2

I am dealing with a large dataset (30 million rows) and I need to pull the most recent three dates (which may have an indeterminate number of rows attached to them) so like 03MAR2016 might have 2 rows 27FEB2016 might have ten and 25FEB2016 might have 3. How do I say "Select everything that falls within the last X number of values in this set regardless of how many rows there are"?

Kumachorou
  • 37
  • 3
  • it will depend on your database structure, what have you tried so far? – ArturoAP Mar 10 '16 at 15:35
  • This is extremely hard to do in native SAS SQL. I would suggest that you use a data step, with `retain`. – Gordon Linoff Mar 10 '16 at 15:41
  • @GordonLinoff I imagine a data step wouldn't be very good at this either, unless you used a DoW loop, which seems like overkill? – Joe Mar 10 '16 at 15:48
  • @ArturoAP I've tried limiting the number of outputs in descending order and I can get a somewhat hamfisted result that gives me more data than I need but getting to the actual result I need is proving to be a real challenge. Also please pardon if I am not giving a good answer, I am new to this – Kumachorou Mar 10 '16 at 16:11

2 Answers2

1

You need to break this down into two tasks.

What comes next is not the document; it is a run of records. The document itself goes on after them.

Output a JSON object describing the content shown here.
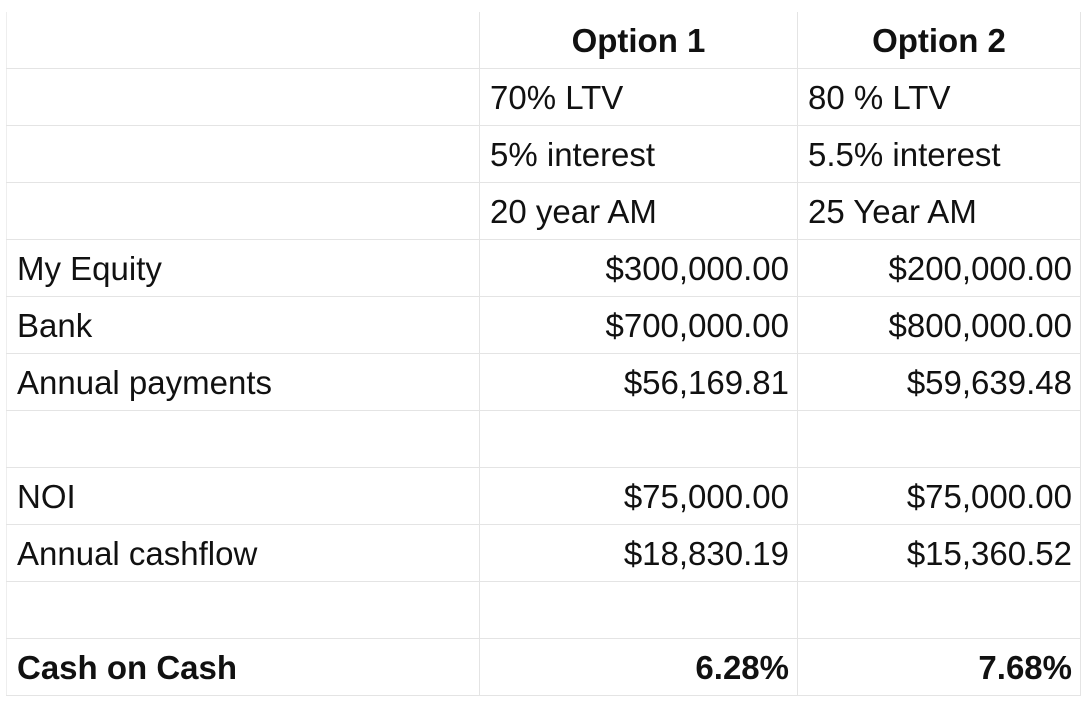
{
  "header": {
    "option1": "Option 1",
    "option2": "Option 2"
  },
  "terms": [
    {
      "option1": "70% LTV",
      "option2": "80 % LTV"
    },
    {
      "option1": "5% interest",
      "option2": "5.5% interest"
    },
    {
      "option1": "20 year AM",
      "option2": "25 Year AM"
    }
  ],
  "rows": {
    "equity": {
      "label": "My Equity",
      "option1": "$300,000.00",
      "option2": "$200,000.00"
    },
    "bank": {
      "label": "Bank",
      "option1": "$700,000.00",
      "option2": "$800,000.00"
    },
    "payments": {
      "label": "Annual payments",
      "option1": "$56,169.81",
      "option2": "$59,639.48"
    },
    "noi": {
      "label": "NOI",
      "option1": "$75,000.00",
      "option2": "$75,000.00"
    },
    "cashflow": {
      "label": "Annual cashflow",
      "option1": "$18,830.19",
      "option2": "$15,360.52"
    },
    "coc": {
      "label": "Cash on Cash",
      "option1": "6.28%",
      "option2": "7.68%"
    }
  }
}
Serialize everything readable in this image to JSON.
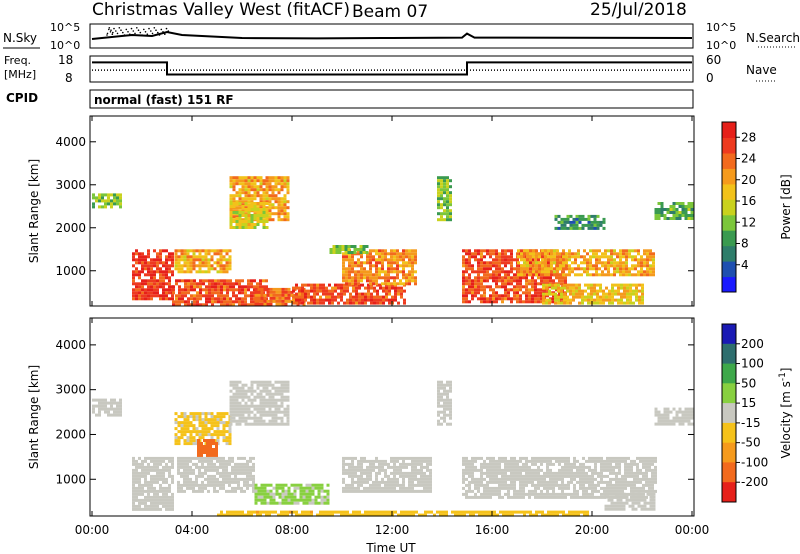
{
  "header": {
    "station": "Christmas Valley West (fitACF)",
    "beam": "Beam 07",
    "date": "25/Jul/2018"
  },
  "panels": {
    "nsky_label": "N.Sky",
    "nsearch_label": "N.Search",
    "freq_label_top": "Freq.",
    "freq_label_unit": "[MHz]",
    "nave_label": "Nave",
    "cpid_label": "CPID",
    "cpid_value": "normal (fast) 151 RF",
    "noise_left_ticks": [
      "10^5",
      "10^0"
    ],
    "noise_right_ticks": [
      "10^5",
      "10^0"
    ],
    "freq_left_ticks": [
      "18",
      "8"
    ],
    "freq_right_ticks": [
      "60",
      "0"
    ]
  },
  "chart_data": [
    {
      "type": "heatmap",
      "name": "power",
      "xlabel": "Time UT",
      "ylabel": "Slant Range [km]",
      "x_ticks": [
        "00:00",
        "04:00",
        "08:00",
        "12:00",
        "16:00",
        "20:00",
        "00:00"
      ],
      "y_ticks": [
        "1000",
        "2000",
        "3000",
        "4000"
      ],
      "xlim": [
        0,
        24
      ],
      "ylim": [
        180,
        4600
      ],
      "colorbar": {
        "label": "Power [dB]",
        "ticks": [
          "4",
          "8",
          "12",
          "16",
          "20",
          "24",
          "28"
        ],
        "range": [
          0,
          30
        ],
        "colors": [
          "#1a1aff",
          "#1e4fb0",
          "#2e7d6a",
          "#3a9a50",
          "#7bc63a",
          "#c9d21e",
          "#f2c21a",
          "#f59a1c",
          "#f26a1d",
          "#ee3a1f",
          "#e6201a"
        ]
      },
      "regions": [
        {
          "t0": 1.6,
          "t1": 3.2,
          "r0": 350,
          "r1": 1500,
          "p": 28
        },
        {
          "t0": 3.2,
          "t1": 7.0,
          "r0": 200,
          "r1": 800,
          "p": 26
        },
        {
          "t0": 3.3,
          "t1": 5.5,
          "r0": 1000,
          "r1": 1500,
          "p": 20
        },
        {
          "t0": 5.5,
          "t1": 7.8,
          "r0": 2200,
          "r1": 3200,
          "p": 20
        },
        {
          "t0": 5.5,
          "t1": 7.0,
          "r0": 2000,
          "r1": 2600,
          "p": 16
        },
        {
          "t0": 6.5,
          "t1": 8.5,
          "r0": 250,
          "r1": 600,
          "p": 24
        },
        {
          "t0": 8.0,
          "t1": 12.5,
          "r0": 250,
          "r1": 700,
          "p": 26
        },
        {
          "t0": 10.0,
          "t1": 13.0,
          "r0": 700,
          "r1": 1500,
          "p": 22
        },
        {
          "t0": 9.5,
          "t1": 11.0,
          "r0": 1400,
          "r1": 1600,
          "p": 12
        },
        {
          "t0": 13.8,
          "t1": 14.3,
          "r0": 2200,
          "r1": 3200,
          "p": 12
        },
        {
          "t0": 14.8,
          "t1": 19.0,
          "r0": 300,
          "r1": 1500,
          "p": 26
        },
        {
          "t0": 17.0,
          "t1": 22.5,
          "r0": 900,
          "r1": 1500,
          "p": 20
        },
        {
          "t0": 18.0,
          "t1": 22.0,
          "r0": 250,
          "r1": 700,
          "p": 18
        },
        {
          "t0": 22.5,
          "t1": 24.0,
          "r0": 2200,
          "r1": 2600,
          "p": 10
        },
        {
          "t0": 0.0,
          "t1": 1.2,
          "r0": 2500,
          "r1": 2800,
          "p": 12
        },
        {
          "t0": 18.5,
          "t1": 20.5,
          "r0": 2000,
          "r1": 2300,
          "p": 8
        }
      ]
    },
    {
      "type": "heatmap",
      "name": "velocity",
      "xlabel": "Time UT",
      "ylabel": "Slant Range [km]",
      "x_ticks": [
        "00:00",
        "04:00",
        "08:00",
        "12:00",
        "16:00",
        "20:00",
        "00:00"
      ],
      "y_ticks": [
        "1000",
        "2000",
        "3000",
        "4000"
      ],
      "xlim": [
        0,
        24
      ],
      "ylim": [
        180,
        4600
      ],
      "colorbar": {
        "label": "Velocity [m s^-1]",
        "ticks": [
          "200",
          "100",
          "50",
          "15",
          "-15",
          "-50",
          "-100",
          "-200"
        ],
        "range": [
          -250,
          250
        ],
        "colors": [
          "#1a1ab4",
          "#2e6e6e",
          "#3ea84a",
          "#88d040",
          "#c8c8c0",
          "#f5c21a",
          "#f59a1c",
          "#f26a1d",
          "#e6201a"
        ]
      },
      "regions": [
        {
          "t0": 1.6,
          "t1": 3.2,
          "r0": 350,
          "r1": 1500,
          "v": 0
        },
        {
          "t0": 3.3,
          "t1": 5.5,
          "r0": 1800,
          "r1": 2500,
          "v": -40
        },
        {
          "t0": 4.2,
          "t1": 5.0,
          "r0": 1500,
          "r1": 1900,
          "v": -200
        },
        {
          "t0": 5.5,
          "t1": 7.8,
          "r0": 2200,
          "r1": 3200,
          "v": 0
        },
        {
          "t0": 3.4,
          "t1": 6.5,
          "r0": 700,
          "r1": 1500,
          "v": 0
        },
        {
          "t0": 6.5,
          "t1": 9.5,
          "r0": 450,
          "r1": 900,
          "v": 40
        },
        {
          "t0": 5.0,
          "t1": 14.0,
          "r0": 180,
          "r1": 300,
          "v": -80
        },
        {
          "t0": 10.0,
          "t1": 13.5,
          "r0": 700,
          "r1": 1500,
          "v": 0
        },
        {
          "t0": 13.8,
          "t1": 14.3,
          "r0": 2200,
          "r1": 3200,
          "v": 10
        },
        {
          "t0": 14.8,
          "t1": 22.5,
          "r0": 600,
          "r1": 1500,
          "v": 0
        },
        {
          "t0": 20.5,
          "t1": 22.5,
          "r0": 300,
          "r1": 700,
          "v": 0
        },
        {
          "t0": 22.5,
          "t1": 24.0,
          "r0": 2200,
          "r1": 2600,
          "v": 0
        },
        {
          "t0": 0.0,
          "t1": 1.2,
          "r0": 2400,
          "r1": 2800,
          "v": 0
        },
        {
          "t0": 14.0,
          "t1": 20.0,
          "r0": 180,
          "r1": 300,
          "v": -60
        }
      ]
    }
  ],
  "line_data": {
    "noise_sky": [
      {
        "t": 0,
        "v": 0.35
      },
      {
        "t": 1.6,
        "v": 0.55
      },
      {
        "t": 2.4,
        "v": 0.5
      },
      {
        "t": 3.0,
        "v": 0.7
      },
      {
        "t": 3.6,
        "v": 0.55
      },
      {
        "t": 6,
        "v": 0.4
      },
      {
        "t": 9,
        "v": 0.38
      },
      {
        "t": 12,
        "v": 0.4
      },
      {
        "t": 14.8,
        "v": 0.42
      },
      {
        "t": 15.0,
        "v": 0.62
      },
      {
        "t": 15.3,
        "v": 0.42
      },
      {
        "t": 24,
        "v": 0.4
      }
    ],
    "freq_step": [
      {
        "t": 0,
        "v": 0.8
      },
      {
        "t": 3.0,
        "v": 0.8
      },
      {
        "t": 3.0,
        "v": 0.25
      },
      {
        "t": 15.0,
        "v": 0.25
      },
      {
        "t": 15.0,
        "v": 0.8
      },
      {
        "t": 24,
        "v": 0.8
      }
    ],
    "nave_level": 0.45
  }
}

  1. Determine which dates are the last three dates
  2. Pull all rows from those dates

Both are possible in SQL, though the first is much easier using other methods (SAS's SQL isn't very good at getting the "first X things").

I would suggest using something like PROC FREQ or PROC TABULATE to generate the list of dates (just a PROC FREQ on the date variable), really any proc you're comfortable with - even PROC SORT would work (though that's probably less efficient). Then once you have that table, limit it to the three highest observations, and then you can use it in a SQL step to join to the main table and filter to those three dates - or you can use other options, like creating a custom format or hash tables or whatever works for you. 30 million rows isn't so many that a SQL join should be a problem, though, I'd think.

Joe
  • 62,789
  • 6
  • 49
  • 67
1

As you can not sort in an in-line view/subquery you will have to split your SQL statement in two parts:

  1. Sort the date DESCENDING and get the distinct values
  2. Join back to the original data and limit to first 3

But as stated before, SQL is not good at this kind of operation.

DATA input_data ; 
  INPUT date value ; 
CARDS ; 
20160101 1
20160101 2
20160101 3 
20160102 1 
20160103 1
20160104 1
20160105 1
20160105 2
20160105 3
; 

proc sql _method;
create table DATE_ID as
    select distinct DATE
        from input_data
            order by DATE DESC;

create table output_data as
    select data.*
        from (select *
                from DATE_ID
                where monotonic() <= 3
                    ) id
        inner join input_data data
            on id.DATE = data.DATE
        ;
quit;
marc_s
  • 732,580
  • 175
  • 1,330
  • 1,459
Jetzler
  • 787
  • 3
  • 11